Ali Abdel Jabbar hails from Douma and was displaced months ago to the north of Syria. “I live with my family of five in al-Sharqiya camp near the city of al-Bab in Aleppo. I got a tent, some equipment provided by AFAD, and we receive monthly assistance from other organizations. I do not have a job and I rely on the aid we receive to survive. The living conditions inside the tent are very difficult. We hope to get a unit in the residential complex that was recently announced near al-Bab,” Abdel Jabbar told Al-Monitor.
He added, “I cannot return to eastern Ghouta as I am afraid that the regime forces will arrest me there. I was fighting alongside the Free Syrian Army [FSA] when I was in Ghouta, so I cannot return there. I also believe that stability in the Aleppo countryside is better than returning and risking my life and my family’s in Ghouta. Getting an apartment in the residential complex would be helpful as we would be better off living in a serviced apartment instead of in a tent.”
Abdel Jabbar, who is a carpenter, arrived in al-Bab April 10. He would like to open his own carpentry shop, but he would need a large startup capital that he doesn’t have. “I need almost $2,000 to buy woodworking equipment and open my own shop in al-Bab,” he said.
The Euphrates Shield area is witnessing rapid growth in the construction sector after the region witnessed a noticeable improvement in services. These have been provided by the local councils in the region, which are supported by the Turkish government. Also, the FSA-controlled Euphrates Shield area is relatively safe and stable, which has encouraged the housing construction sector to meet the needs of residents.
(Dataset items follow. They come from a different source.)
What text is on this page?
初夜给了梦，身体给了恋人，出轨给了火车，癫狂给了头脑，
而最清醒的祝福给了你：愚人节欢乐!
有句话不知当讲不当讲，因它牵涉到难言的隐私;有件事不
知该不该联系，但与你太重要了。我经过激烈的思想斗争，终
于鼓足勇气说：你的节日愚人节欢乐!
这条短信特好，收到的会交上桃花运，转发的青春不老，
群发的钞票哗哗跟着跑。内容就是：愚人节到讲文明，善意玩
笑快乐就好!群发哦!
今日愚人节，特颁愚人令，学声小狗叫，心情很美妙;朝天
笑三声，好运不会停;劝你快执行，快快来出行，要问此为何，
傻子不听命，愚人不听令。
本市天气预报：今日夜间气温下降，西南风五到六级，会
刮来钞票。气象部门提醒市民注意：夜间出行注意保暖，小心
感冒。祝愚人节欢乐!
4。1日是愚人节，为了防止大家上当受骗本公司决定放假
Mohammed Omar, the director of the services office at the local council of Azaz in the northern countryside of Aleppo, told Al-Monitor, “The construction sector is witnessing a huge acceleration in its level of activity. This helps meet the housing needs of thousands of Syrians who have been flocking to the area over the past months from across Syria. The area is deemed one of the most secure and stable areas.”